Мужчина медленно покачал головой:

– Сэр, мы не можем нарушить порядок…

– Еще как можете. Это крайняя необходимость.

– Это правила.

Эд пристально смотрел на него ровно десять секунд. Затем выпрямился, прижал ладонь к голове и пошел прочь. Он чувствовал, как его распирает от давления, словно чайник, подскакивающий на плите.

– Знаете что? – Эд медленно обернулся. – Мы целых три дня добирались сюда. За эти три дня моя новенькая машина провоняла рвотой, а что пес сотворил с обивкой – неприлично сказать. Да я вообще не люблю собак! Я провел ночь в машине с незнакомкой. В плохом смысле «провел ночь». Я жил в гостиницах, каких врагу не пожелаешь. Я съел яблоко, которое побывало в тесных джинсах подростка, и кебаб, наверняка с человечиной. Я оставил в Лондоне совершенно жуткий личный кризис и проехал пятьсот восемьдесят миль с людьми, которых толком не знаю – совершенно замечательными людьми, – потому что даже мне было ясно, что это соревнование очень-очень важно для них. Жизненно важно. Потому что эту маленькую девочку интересует только математика. И если она не получит хоть какие-то очки, то не сможет участвовать в вашем соревновании в полную силу. А если она не сможет соревноваться в полную силу, она упустит свой единственный шанс пойти в школу, в которую ей очень-очень надо пойти. И если это случится, знаете, что я сделаю? – (Мужчина смотрел на него.) – Я зайду в эту комнату, соберу все ваши бумаги по математике и порву на мелкие кусочки. Очень-очень быстро, прежде чем вы успеете вызвать охрану. И знаете, почему я это сделаю?

– Нет. – Мужчина сглотнул.

– Потому что все это не может быть напрасно. – Эд наклонился к нему. – Не может. И потому что сейчас, в эту самую минуту, я совершенно уверен, что мне нечего терять.

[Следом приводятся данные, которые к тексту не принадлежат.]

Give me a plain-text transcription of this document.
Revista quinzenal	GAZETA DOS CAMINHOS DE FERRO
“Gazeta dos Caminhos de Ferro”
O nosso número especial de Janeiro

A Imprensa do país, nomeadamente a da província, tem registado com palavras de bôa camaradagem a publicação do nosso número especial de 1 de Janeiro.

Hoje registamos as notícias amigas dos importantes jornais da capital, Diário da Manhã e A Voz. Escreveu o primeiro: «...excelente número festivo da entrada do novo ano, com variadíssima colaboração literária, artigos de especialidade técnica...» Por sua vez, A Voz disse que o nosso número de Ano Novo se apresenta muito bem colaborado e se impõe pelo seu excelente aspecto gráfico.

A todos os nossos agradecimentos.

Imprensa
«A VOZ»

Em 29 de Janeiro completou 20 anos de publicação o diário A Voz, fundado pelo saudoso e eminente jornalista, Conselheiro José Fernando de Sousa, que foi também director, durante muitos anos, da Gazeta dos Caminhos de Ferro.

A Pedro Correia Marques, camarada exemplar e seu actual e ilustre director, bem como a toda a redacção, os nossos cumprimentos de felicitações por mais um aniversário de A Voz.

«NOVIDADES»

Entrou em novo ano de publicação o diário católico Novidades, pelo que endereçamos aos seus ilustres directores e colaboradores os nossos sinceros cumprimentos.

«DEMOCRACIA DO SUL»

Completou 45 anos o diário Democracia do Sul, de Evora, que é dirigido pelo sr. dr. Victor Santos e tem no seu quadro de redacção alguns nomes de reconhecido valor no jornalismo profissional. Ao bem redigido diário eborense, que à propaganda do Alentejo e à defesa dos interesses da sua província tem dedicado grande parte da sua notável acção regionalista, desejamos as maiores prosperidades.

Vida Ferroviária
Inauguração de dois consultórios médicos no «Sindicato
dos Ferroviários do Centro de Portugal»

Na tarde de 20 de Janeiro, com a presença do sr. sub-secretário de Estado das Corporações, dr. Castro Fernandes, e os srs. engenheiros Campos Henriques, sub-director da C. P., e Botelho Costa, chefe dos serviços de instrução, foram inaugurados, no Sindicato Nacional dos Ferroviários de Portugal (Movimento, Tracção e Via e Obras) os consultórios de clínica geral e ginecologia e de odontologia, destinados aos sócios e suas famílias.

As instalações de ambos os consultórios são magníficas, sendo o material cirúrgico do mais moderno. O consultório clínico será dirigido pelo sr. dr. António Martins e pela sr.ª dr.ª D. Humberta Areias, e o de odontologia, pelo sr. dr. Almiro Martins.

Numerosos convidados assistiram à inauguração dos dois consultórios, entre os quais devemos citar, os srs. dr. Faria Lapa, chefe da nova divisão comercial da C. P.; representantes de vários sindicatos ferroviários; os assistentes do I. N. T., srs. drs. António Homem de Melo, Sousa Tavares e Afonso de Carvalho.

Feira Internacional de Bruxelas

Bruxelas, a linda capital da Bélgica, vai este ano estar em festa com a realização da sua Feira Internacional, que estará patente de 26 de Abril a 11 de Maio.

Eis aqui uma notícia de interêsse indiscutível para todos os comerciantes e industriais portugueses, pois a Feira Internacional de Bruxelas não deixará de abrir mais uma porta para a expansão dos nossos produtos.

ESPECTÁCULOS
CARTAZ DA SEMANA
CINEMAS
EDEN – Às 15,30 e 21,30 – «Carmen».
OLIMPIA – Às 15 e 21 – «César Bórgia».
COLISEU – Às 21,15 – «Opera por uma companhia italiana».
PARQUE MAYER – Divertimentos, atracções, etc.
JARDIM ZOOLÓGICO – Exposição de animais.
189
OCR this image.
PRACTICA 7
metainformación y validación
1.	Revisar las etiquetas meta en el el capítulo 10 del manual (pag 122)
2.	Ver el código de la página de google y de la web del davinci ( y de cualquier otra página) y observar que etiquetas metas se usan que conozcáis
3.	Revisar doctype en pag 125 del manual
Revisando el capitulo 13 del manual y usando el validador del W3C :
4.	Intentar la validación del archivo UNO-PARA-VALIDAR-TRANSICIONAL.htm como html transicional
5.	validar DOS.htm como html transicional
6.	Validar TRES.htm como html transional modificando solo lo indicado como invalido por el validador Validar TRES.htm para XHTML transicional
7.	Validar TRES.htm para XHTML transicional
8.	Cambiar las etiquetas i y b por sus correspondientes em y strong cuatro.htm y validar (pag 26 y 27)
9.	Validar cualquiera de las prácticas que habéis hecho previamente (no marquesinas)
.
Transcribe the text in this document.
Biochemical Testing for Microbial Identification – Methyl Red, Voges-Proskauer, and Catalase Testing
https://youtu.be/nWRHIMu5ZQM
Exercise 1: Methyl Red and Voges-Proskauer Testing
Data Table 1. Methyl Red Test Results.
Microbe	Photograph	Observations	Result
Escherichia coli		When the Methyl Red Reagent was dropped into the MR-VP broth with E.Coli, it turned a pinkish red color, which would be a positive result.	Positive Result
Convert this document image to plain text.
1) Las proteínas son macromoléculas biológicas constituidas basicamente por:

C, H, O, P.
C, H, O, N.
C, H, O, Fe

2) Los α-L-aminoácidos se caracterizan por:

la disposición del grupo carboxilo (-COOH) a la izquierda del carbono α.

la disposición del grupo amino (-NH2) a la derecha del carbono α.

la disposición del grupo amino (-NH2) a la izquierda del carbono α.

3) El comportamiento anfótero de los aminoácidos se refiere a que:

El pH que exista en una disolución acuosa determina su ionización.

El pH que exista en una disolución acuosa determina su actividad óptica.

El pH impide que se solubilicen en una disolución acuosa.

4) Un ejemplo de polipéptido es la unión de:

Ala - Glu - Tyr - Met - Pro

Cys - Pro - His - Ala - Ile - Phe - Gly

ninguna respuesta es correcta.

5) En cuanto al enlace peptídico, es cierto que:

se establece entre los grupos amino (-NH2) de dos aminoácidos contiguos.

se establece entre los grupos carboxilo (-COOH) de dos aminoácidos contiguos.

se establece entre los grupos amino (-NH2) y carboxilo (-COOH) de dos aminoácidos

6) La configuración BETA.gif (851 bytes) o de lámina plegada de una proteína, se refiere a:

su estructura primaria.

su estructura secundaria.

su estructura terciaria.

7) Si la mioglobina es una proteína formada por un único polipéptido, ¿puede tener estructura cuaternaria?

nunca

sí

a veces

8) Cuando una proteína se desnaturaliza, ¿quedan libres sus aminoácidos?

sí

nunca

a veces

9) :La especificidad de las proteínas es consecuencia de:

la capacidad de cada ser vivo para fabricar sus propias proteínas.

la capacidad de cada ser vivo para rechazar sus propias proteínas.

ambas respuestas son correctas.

С лицом Эда что-то случилось. Это было ясно по тому, как его черты словно плавились и принимали незнакомые формы. Это было ясно по тому, как мужчина за столом смотрел на него. Это было ясно по тому, как Джесс шагнула вперед, осторожно положила ладонь Эду на руку и протянула мужчине пакет с очками.

– Мы будем очень благодарны, если вы возьмете ее очки, – тихо сказала она.

Мужчина встал, обошел стол и направился к двери. Он не сводил глаз с Эда.

– Я попробую что-нибудь сделать, – пообещал он. И осторожно закрыл за собой дверь.